Campanha reforça que o destino correto do EPS (isopor®) pós-consumo é a reciclagem

Protagonista de um ciclo produtivo e reverso totalmente sustentável, o EPS – material que é popularmente conhecido como isopor® – ainda carrega uma imagem negativa junto à opinião pública devido ao fato de não ser descartado corretamente por grande parte da população e, por isso, gerar poluição. Com o objetivo de esclarecer e reforçar as características do EPS – plástico 100% reciclável, versátil, tecnológico e leve, com 98% de ar em sua composição -, a Termotécnica lançou neste mês de maio uma campanha de conscientização.

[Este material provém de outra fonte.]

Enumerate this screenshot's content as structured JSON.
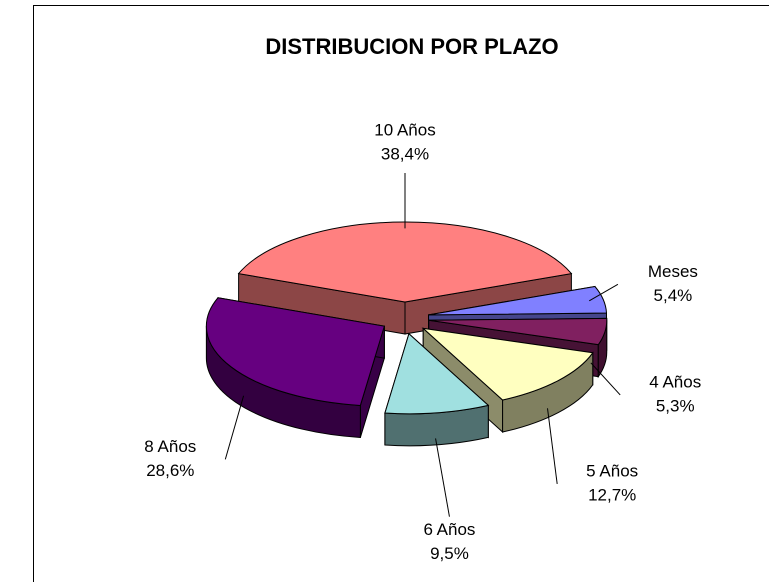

Inspirada em uma ação da Airpop® (marca europeia do EPS) que vem apresentando bons resultados, a iniciativa da Termotécnica pretende mostrar a inovação e a versatilidade do EPS, além dos diversos benefícios que seus produtos trazem ao cotidiano das pessoas, tais como isolamento térmico, proteção contra impactos e maior ergonomia. Tudo isso atrelado à mensagem da logística reversa e reciclagem do material. A campanha contempla desde atividades de relacionamento e conscientização com clientes, comunidade, fornecedores e colaboradores até a aplicação do selo nos catálogos e produtos Termotécnica.

Albano Schmidt, presidente da Termotécnica, ressalta que o objetivo da campanha é que todos os públicos se engajem e reconheçam que existe a disponibilidade de uma cadeia de logística reversa e de reciclagem já implementada, com pontos de coleta e reciclagem do material espalhados por diversos estados brasileiros: “É papel de cada um fazer a diferença por um futuro melhor. Precisamos nos conscientizar e divulgar a informação de que o EPS é 100% reciclável. Essa reciclagem acontece de forma contínua e utiliza pouca água e energia”, argumenta.

Albano ainda acrescenta que a Termotécnica realiza, desde 2007, o Programa Reciclar EPS, que já deu um destino correto a 1/3 de todo EPS pós-consumo no Brasil. Ou seja, mais de 35 mil toneladas de isopor® retornaram ao processo produtivo para virar rodapé, perfil, vaso, solado de sapato e deck de piscina.

A Termotécnica é a maior indústria transformadora de EPS (isopor®) da América Latina e líder no mercado brasileiro deste segmento. Produz soluções para Embalagens e Componentes, Conservação, Agronegócios, Cadeia de Frio, Movimentação de Cargas e Construção Civil. Com matriz em Joinville (SC), possui unidades produtivas e de reciclagem em Manaus (AM), Petrolina (PE), Rio Claro (SP) e São José dos Pinhais (PR).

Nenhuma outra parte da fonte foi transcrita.